ROBERT STEVENS, CEO, LOCKHEED MARTIN
Brian, I'm surprised that you would even ask me a question such as that.
BRIAN ROSS
Why was it tolerated so long at your plant if you find it offensive?
BRIAN ROSS
Stevens called the shootings an unspeakable tragedy but unconnected to racial discrimination at the plant.
ROBERT STEVENS
The shooting in Meridian, Mississippi was the act of a single person. And relative to ...
BRIAN ROSS
Who had threatened to kill Blacks for more than a year and a half. He used the term nigger on a regular basis on the floor of your plant. Your people were aware of it at the plant management level. We've seen the notes from your own people. He even had this hat. He had it like this as a Ku Klux Klan kind of cap he wore. What about your zero tolerance policy? Why was that permitted?
ROBERT STEVENS
Lockheed Martin has a zero tolerance policy ...
BRIAN ROSS
So, why was that permitted?
ROBERT STEVENS
Actions like that are not permitted in Lockheed Martin.
BRIAN ROSS
Yet Lockheed's own documents from December 2001 show Williams was permitted to stay on the job long after the company became aware of death threats against Black co-workers.
CHARLES SCOTT
Came in, had an issue with us, with the Blacks. Management knew that. They need to own up to that.
ROBERT STEVENS
There is zero tolerance in Lockheed Martin.
BRIAN ROSS
So why was Doug Williams still employed there after he threatened Blacks, he called them niggers all the time?
ROBERT STEVENS
I'm not going to elaborate any further discussion with you today on the situation at Meridian.
CHARLES SCOTT
How could they let that happen? How could it be? How could they say that they didn't know anything about it? How could they take a chance like that? I don't understand that.
BRIAN ROSS
And now a final insult. Doug Williams, the man who murdered six people at Lockheed, is being hailed by some as a victim and a martyr. The Mississippi-based Nationalist Movement, a White power group, portrays Williams on its website as a man who tried to fight back against the oppression of racial mixing and Blacks taking over.
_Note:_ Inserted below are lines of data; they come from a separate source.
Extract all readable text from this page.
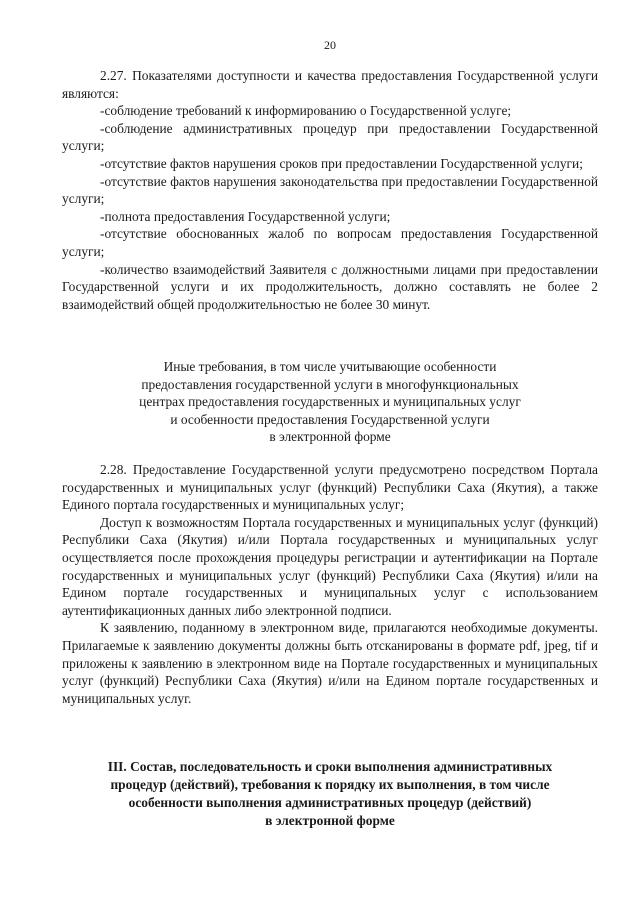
20

2.27. Показателями доступности и качества предоставления Государственной услуги являются:

-соблюдение требований к информированию о Государственной услуге;

-соблюдение административных процедур при предоставлении Государственной услуги;

-отсутствие фактов нарушения сроков при предоставлении Государственной услуги;

-отсутствие фактов нарушения законодательства при предоставлении Государственной услуги;

-полнота предоставления Государственной услуги;

-отсутствие обоснованных жалоб по вопросам предоставления Государственной услуги;

-количество взаимодействий Заявителя с должностными лицами при предоставлении Государственной услуги и их продолжительность, должно составлять не более 2 взаимодействий общей продолжительностью не более 30 минут.

Иные требования, в том числе учитывающие особенности
предоставления государственной услуги в многофункциональных
центрах предоставления государственных и муниципальных услуг
и особенности предоставления Государственной услуги
в электронной форме

2.28. Предоставление Государственной услуги предусмотрено посредством Портала государственных и муниципальных услуг (функций) Республики Саха (Якутия), а также Единого портала государственных и муниципальных услуг;

Доступ к возможностям Портала государственных и муниципальных услуг (функций) Республики Саха (Якутия) и/или Портала государственных и муниципальных услуг осуществляется после прохождения процедуры регистрации и аутентификации на Портале государственных и муниципальных услуг (функций) Республики Саха (Якутия) и/или на Едином портале государственных и муниципальных услуг с использованием аутентификационных данных либо электронной подписи.

К заявлению, поданному в электронном виде, прилагаются необходимые документы. Прилагаемые к заявлению документы должны быть отсканированы в формате pdf, jpeg, tif и приложены к заявлению в электронном виде на Портале государственных и муниципальных услуг (функций) Республики Саха (Якутия) и/или на Едином портале государственных и муниципальных услуг.

III. Состав, последовательность и сроки выполнения административных
процедур (действий), требования к порядку их выполнения, в том числе
особенности выполнения административных процедур (действий)
в электронной форме
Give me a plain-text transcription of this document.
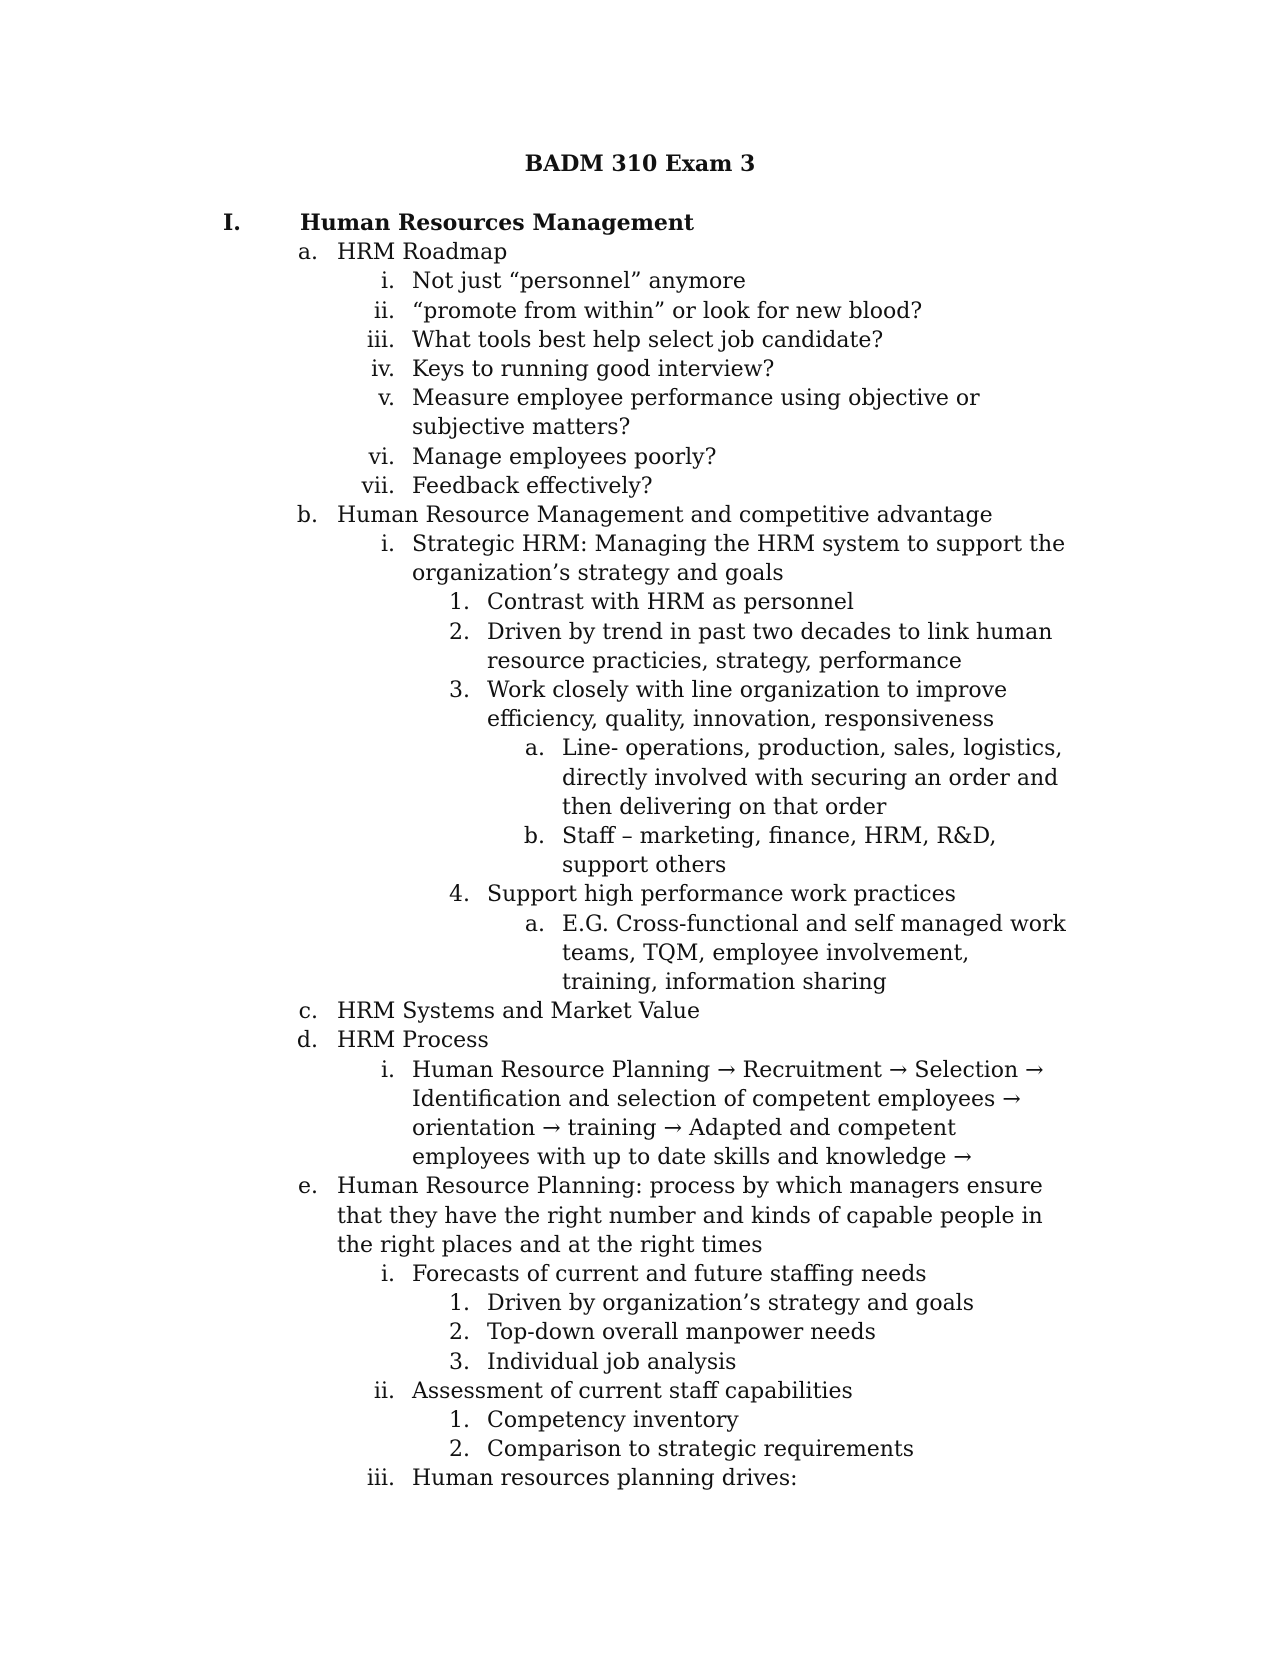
BADM 310 Exam 3
I.	Human Resources Management
a. HRM Roadmap
i. Not just “personnel” anymore
ii. “promote from within” or look for new blood?
iii. What tools best help select job candidate?
iv. Keys to running good interview?
v. Measure employee performance using objective or subjective matters?
vi. Manage employees poorly?
vii. Feedback effectively?
b. Human Resource Management and competitive advantage
i. Strategic HRM: Managing the HRM system to support the organization’s strategy and goals
1. Contrast with HRM as personnel
2. Driven by trend in past two decades to link human resource practicies, strategy, performance
3. Work closely with line organization to improve efficiency, quality, innovation, responsiveness
a. Line- operations, production, sales, logistics, directly involved with securing an order and then delivering on that order
b. Staff – marketing, finance, HRM, R&D, support others
4. Support high performance work practices
a. E.G. Cross-functional and self managed work teams, TQM, employee involvement, training, information sharing
c. HRM Systems and Market Value
d. HRM Process
i. Human Resource Planning → Recruitment → Selection → Identification and selection of competent employees → orientation → training → Adapted and competent employees with up to date skills and knowledge →
e. Human Resource Planning: process by which managers ensure that they have the right number and kinds of capable people in the right places and at the right times
i. Forecasts of current and future staffing needs
1. Driven by organization’s strategy and goals
2. Top-down overall manpower needs
3. Individual job analysis
ii. Assessment of current staff capabilities
1. Competency inventory
2. Comparison to strategic requirements
iii. Human resources planning drives:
RICHARD BARRETT, FOUNDER, NATIONALIST MOVEMENT
He was pushed over the edge.
BRIAN ROSS
Doug Williams?
RICHARD BARRETT
Yes.
BRIAN ROSS
By what?
RICHARD BARRETT
By the oppression in the workplace.
BRIAN ROSS
Richard Barrett runs the Nationalist Movement and sees the Lockheed Martin brochures as evidence of the kind of thing that bothered Williams.
RICHARD BARRETT
It's all the minorities lording over the majority. If you notice here, here's a colored man, a Jewish man, a butch, a mannish-looking woman.
BRIAN ROSS
Those are your terms.
RICHARD BARRETT
Well, that's, just look at the picture. And you might call nigger, we would say Negro. That's what I would like to say. It's kind of a contraction. It's respectful. It's like saying "darkie."
BRIAN ROSS
You think that's respectful?
RICHARD BARRETT
I do.
BRIAN ROSS
Barrett has been meeting with some of Williams' co-workers and friends, including the parents of Williams' common-law wife, Curtis and Frances Rossun. The Rossuns agree Williams was pushed too far for a White man and explain why certain racial slurs are acceptable.
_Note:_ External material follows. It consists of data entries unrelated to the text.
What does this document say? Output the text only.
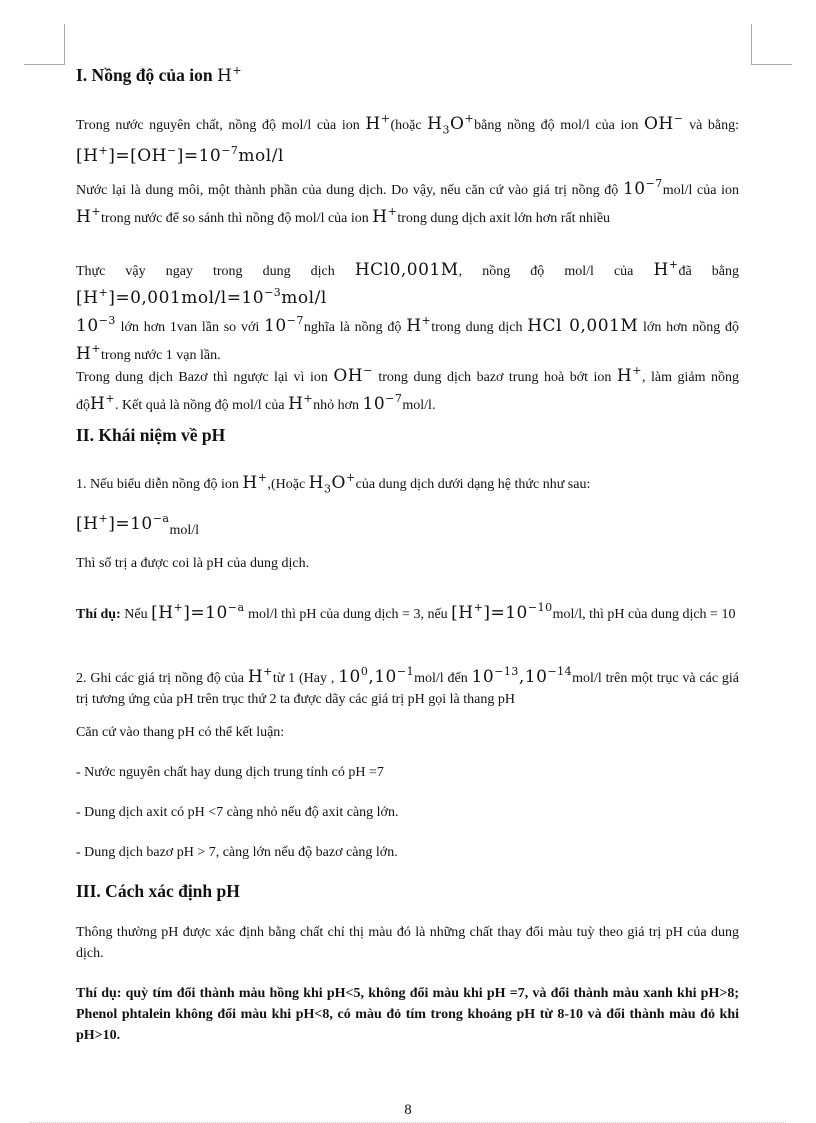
I. Nồng độ của ion H+

Trong nước nguyên chất, nồng độ mol/l của ion H+(hoặc $H_3O^+bằng$ nồng độ mol/l của ion OH− và bằng: $[H^+]=[OH^-]=10^{-7}mol/l$

Nước lại là dung môi, một thành phần của dung dịch. Do vậy, nếu căn cứ vào giá trị nồng độ $10^{-7}mol/l$ của ion H+trong nước để so sánh thì nồng độ mol/l của ion H+trong dung dịch axit lớn hơn rất nhiều

Thực vậy ngay trong dung dịch HCl0,001M, nồng độ mol/l của H+đã bằng $[H^+]=0,001mol/l=10^{-3}mol/l$
$10^{-3}$ lớn hơn 1van lần so với $10^{-7}nghĩa$ là nồng độ H+trong dung dịch HCl 0,001M lớn hơn nồng độ H+trong nước 1 vạn lần.

Trong dung dịch Bazơ thì ngược lại vì ion OH− trong dung dịch bazơ trung hoà bớt ion H+, làm giảm nồng độH+. Kết quả là nồng độ mol/l của H+nhỏ hơn $10^{-7}mol/l$.

II. Khái niệm về pH

1. Nếu biểu diễn nồng độ ion H+,(Hoặc $H_3O^+của$ dung dịch dưới dạng hệ thức như sau:

$[H^+]=10^{-a}mol/l$

Thì số trị a được coi là pH của dung dịch.

Thí dụ: Nếu $[H^+]=10^{-a}$ mol/l thì pH của dung dịch = 3, nếu $[H^+]=10^{-10}mol/l$, thì pH của dung dịch = 10

2. Ghi các giá trị nồng độ của H+từ 1 (Hay , $10^0,10^{-1}mol/l$ đến $10^{-13},10^{-14}mol/l$ trên một trục và các giá trị tương ứng của pH trên trục thứ 2 ta được dãy các giá trị pH gọi là thang pH

Căn cứ vào thang pH có thể kết luận:

- Nước nguyên chất hay dung dịch trung tính có pH =7

- Dung dịch axit có pH <7 càng nhỏ nếu độ axit càng lớn.

- Dung dịch bazơ pH > 7, càng lớn nếu độ bazơ càng lớn.

III. Cách xác định pH

Thông thường pH được xác định bằng chất chỉ thị màu đó là những chất thay đổi màu tuỳ theo giá trị pH của dung dịch.

Thí dụ: quỳ tím đổi thành màu hồng khi pH<5, không đổi màu khi pH =7, và đổi thành màu xanh khi pH>8; Phenol phtalein không đổi màu khi pH<8, có màu đỏ tím trong khoảng pH từ 8-10 và đổi thành màu đỏ khi pH>10.

8
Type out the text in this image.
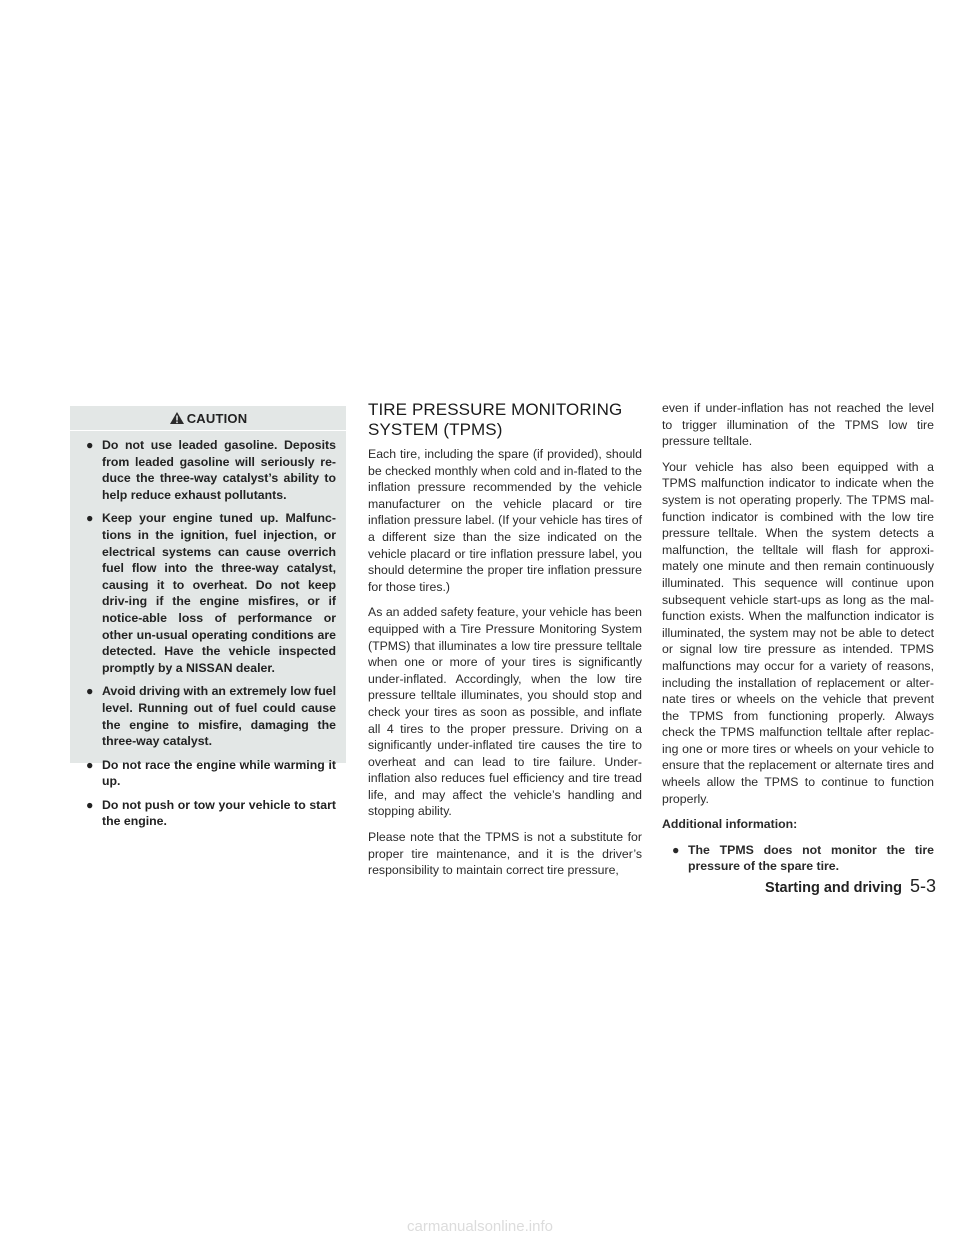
CAUTION
● Do not use leaded gasoline. Deposits from leaded gasoline will seriously re-duce the three-way catalyst’s ability to help reduce exhaust pollutants.
● Keep your engine tuned up. Malfunc-tions in the ignition, fuel injection, or electrical systems can cause overrich fuel flow into the three-way catalyst, causing it to overheat. Do not keep driv-ing if the engine misfires, or if notice-able loss of performance or other un-usual operating conditions are detected. Have the vehicle inspected promptly by a NISSAN dealer.
● Avoid driving with an extremely low fuel level. Running out of fuel could cause the engine to misfire, damaging the three-way catalyst.
● Do not race the engine while warming it up.
● Do not push or tow your vehicle to start the engine.
TIRE PRESSURE MONITORING SYSTEM (TPMS)

Each tire, including the spare (if provided), should be checked monthly when cold and in-flated to the inflation pressure recommended by the vehicle manufacturer on the vehicle placard or tire inflation pressure label. (If your vehicle has tires of a different size than the size indicated on the vehicle placard or tire inflation pressure label, you should determine the proper tire inflation pressure for those tires.)

As an added safety feature, your vehicle has been equipped with a Tire Pressure Monitoring System (TPMS) that illuminates a low tire pressure telltale when one or more of your tires is significantly under-inflated. Accordingly, when the low tire pressure telltale illuminates, you should stop and check your tires as soon as possible, and inflate all 4 tires to the proper pressure. Driving on a significantly under-inflated tire causes the tire to overheat and can lead to tire failure. Under-inflation also reduces fuel efficiency and tire tread life, and may affect the vehicle’s handling and stopping ability.

Please note that the TPMS is not a substitute for proper tire maintenance, and it is the driver’s responsibility to maintain correct tire pressure,

even if under-inflation has not reached the level to trigger illumination of the TPMS low tire pressure telltale.

Your vehicle has also been equipped with a TPMS malfunction indicator to indicate when the system is not operating properly. The TPMS mal-function indicator is combined with the low tire pressure telltale. When the system detects a malfunction, the telltale will flash for approxi-mately one minute and then remain continuously illuminated. This sequence will continue upon subsequent vehicle start-ups as long as the mal-function exists. When the malfunction indicator is illuminated, the system may not be able to detect or signal low tire pressure as intended. TPMS malfunctions may occur for a variety of reasons, including the installation of replacement or alter-nate tires or wheels on the vehicle that prevent the TPMS from functioning properly. Always check the TPMS malfunction telltale after replac-ing one or more tires or wheels on your vehicle to ensure that the replacement or alternate tires and wheels allow the TPMS to continue to function properly.

Additional information:

● The TPMS does not monitor the tire pressure of the spare tire.
Starting and driving 5-3
carmanualsonline.info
CURTIS ROSSUN, FATHER-IN-LAW
Some of them are niggers. Now, there's some better folk, them real kind of dudes, full blood nigger. There's some good, they Blacks, they ain't niggers.
BRIAN ROSS
That's the kind of language and attitude that Black employees say they heard from Williams all the time, unchecked at this Lockheed plant until the morning of July 8th, 2003.
AL COLLIER
He did what he said he was going to do. He said he did not mind killing a bunch of Blacks. He killed a bunch of Blacks.